NACHVOLLZIEHBARKEIT: EIN FAKTOR DER KOMPLIKATION
Als ob all dies nicht schon genug wäre, sieht sich die Schuh-, Handtaschen- und Accessoire Branche auch einem zunehmenden Druck in Sachen Nachhaltigkeit ausgesetzt. Immer strengere Vorschriften zur Rückverfolgbarkeit von Produkten und Rohstoffen schränken die Flexibilität und Anpassungsfähigkeit von Unternehmen drastisch ein, die in der Vergangenheit in der Lage waren, auch dank Verlagerungsstrategien oder einer veränderten Beschaffungsdynamik schnell auf wirtschaftliche Schocks zu reagieren. Im Vergleich zu vor fünfzehn Jahren ist es für die Lieferketten heute sehr viel komplexer, die plötzlichen Auswirkungen von geopolitischer Instabilität und Protektionismus aufzufangen.

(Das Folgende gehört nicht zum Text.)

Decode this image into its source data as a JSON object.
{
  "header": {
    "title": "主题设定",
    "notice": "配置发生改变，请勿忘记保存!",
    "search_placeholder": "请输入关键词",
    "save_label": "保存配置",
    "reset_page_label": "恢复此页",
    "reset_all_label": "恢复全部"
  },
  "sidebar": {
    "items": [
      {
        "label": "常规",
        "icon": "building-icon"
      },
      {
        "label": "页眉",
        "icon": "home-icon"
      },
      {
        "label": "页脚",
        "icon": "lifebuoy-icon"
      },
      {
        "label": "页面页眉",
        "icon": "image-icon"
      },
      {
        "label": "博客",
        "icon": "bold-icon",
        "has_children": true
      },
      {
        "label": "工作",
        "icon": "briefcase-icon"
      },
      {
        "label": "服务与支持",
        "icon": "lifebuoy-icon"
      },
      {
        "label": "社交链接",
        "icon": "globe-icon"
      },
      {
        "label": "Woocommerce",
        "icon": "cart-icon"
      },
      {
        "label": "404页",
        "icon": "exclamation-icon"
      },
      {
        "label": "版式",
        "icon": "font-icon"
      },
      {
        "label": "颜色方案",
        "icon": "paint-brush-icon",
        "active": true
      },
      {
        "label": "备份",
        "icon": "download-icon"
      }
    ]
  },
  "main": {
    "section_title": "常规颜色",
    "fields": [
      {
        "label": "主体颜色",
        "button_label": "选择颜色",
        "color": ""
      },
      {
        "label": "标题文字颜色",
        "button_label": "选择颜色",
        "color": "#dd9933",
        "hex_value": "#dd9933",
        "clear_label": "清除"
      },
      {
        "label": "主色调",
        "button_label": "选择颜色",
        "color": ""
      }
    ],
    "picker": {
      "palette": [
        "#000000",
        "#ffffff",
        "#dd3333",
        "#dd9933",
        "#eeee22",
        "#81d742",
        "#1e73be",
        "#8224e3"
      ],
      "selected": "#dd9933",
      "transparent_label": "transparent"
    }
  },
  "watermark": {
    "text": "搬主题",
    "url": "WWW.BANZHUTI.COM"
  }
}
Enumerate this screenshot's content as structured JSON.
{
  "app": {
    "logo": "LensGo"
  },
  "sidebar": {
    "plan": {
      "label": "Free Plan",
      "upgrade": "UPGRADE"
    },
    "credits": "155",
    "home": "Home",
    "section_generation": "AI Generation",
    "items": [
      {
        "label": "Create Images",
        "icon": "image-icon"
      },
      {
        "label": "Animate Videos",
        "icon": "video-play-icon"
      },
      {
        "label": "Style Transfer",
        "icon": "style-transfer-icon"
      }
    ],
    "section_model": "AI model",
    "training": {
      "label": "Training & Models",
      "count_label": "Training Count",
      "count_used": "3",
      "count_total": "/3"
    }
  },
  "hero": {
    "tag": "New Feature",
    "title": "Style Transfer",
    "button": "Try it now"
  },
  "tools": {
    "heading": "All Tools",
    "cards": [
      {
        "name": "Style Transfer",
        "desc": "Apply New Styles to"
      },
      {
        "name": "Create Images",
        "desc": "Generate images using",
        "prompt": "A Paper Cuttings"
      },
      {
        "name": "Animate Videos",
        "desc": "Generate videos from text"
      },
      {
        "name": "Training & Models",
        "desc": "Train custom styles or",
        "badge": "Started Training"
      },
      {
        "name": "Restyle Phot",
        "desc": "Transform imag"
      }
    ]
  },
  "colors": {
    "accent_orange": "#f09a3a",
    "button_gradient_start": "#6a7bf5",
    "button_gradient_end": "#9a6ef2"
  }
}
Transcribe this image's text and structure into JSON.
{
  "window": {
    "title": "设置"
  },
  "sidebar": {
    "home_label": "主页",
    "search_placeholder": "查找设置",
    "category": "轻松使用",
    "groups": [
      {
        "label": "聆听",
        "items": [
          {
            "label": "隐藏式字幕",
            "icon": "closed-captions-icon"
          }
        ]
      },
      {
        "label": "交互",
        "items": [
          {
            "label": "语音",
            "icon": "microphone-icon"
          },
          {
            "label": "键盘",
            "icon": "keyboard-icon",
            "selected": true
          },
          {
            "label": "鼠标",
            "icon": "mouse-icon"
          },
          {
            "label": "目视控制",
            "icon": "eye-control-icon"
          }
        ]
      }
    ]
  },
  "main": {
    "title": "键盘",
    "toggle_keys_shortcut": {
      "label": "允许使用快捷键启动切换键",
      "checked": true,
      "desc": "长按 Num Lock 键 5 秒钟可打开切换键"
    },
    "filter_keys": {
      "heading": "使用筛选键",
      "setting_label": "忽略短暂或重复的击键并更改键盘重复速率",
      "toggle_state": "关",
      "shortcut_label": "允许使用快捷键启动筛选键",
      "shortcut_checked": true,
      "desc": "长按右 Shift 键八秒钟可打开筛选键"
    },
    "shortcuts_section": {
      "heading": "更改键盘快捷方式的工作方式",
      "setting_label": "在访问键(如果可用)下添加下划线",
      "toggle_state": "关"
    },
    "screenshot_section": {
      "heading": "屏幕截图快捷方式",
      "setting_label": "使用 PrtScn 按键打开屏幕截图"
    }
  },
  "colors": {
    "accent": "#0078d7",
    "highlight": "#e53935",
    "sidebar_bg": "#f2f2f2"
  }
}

MESSEN: ZURÜCK IN DAS ZENTRUM DES MARKTES
In diesem Szenario der zunehmenden Unsicherheit und Komplexität haben Messeveranstaltungen wieder eine Schlüsselrolle. Wenn die Lieferketten stabil und etabliert sind, können sich die Unternehmen auf eine zuverlässige Produktion verlassen und die Lieferkette wird nicht in Frage gestellt.
Doch wenn Lieferketten zusammenbrechen oder sich grundlegend ändern, sind Messen der bevorzugte Ort, um neue Wege zu erkunden, nie dagewesene Allianzen zu schmieden und alternative Liefermöglichkeiten zu prüfen.
Expo Riva Schuh und Gardabags, mit ihrer konsolidierten Erfahrung im Schuh-/Taschensektor und ihrem starken internationalen Charakter - der sie zu einer hervorragenden Vertretung des weltweiten Produktionsangebots und seiner Unterschiedlichkeit in Bezug auf Preise made-in und Materialien macht - bietet eine einzigartige Gelegenheit: einen wichtigen Knotenpunkt für Unternehmen zu nutzen, wo man sich trifft, um wichtige Informationen auszutauschen und um neue Produktions- und Handelsstrukturen entwickeln können.
Messeveranstaltungen bestätigen sich daher als zentraler Bezugspunkt für all jene Unternehmen, die auf die Herausforderungen des heutigen globalen Wirtschaftsszenarios reagieren wollen.
Noch nie war es in einer Welt der Zollschranken und geopolitischen Krisen die sicherste Lösung, sich persönlich zu treffen, zu diskutieren und zusammenzuarbeiten, um neue Strategien und Partnerschaften zu definieren.
Die Zukunft ist komplex, gewiss. Aber gerade deshalb können Messen der notwendige Anker sein, um durch die raue See der heutigen Globalisierung zu navigieren.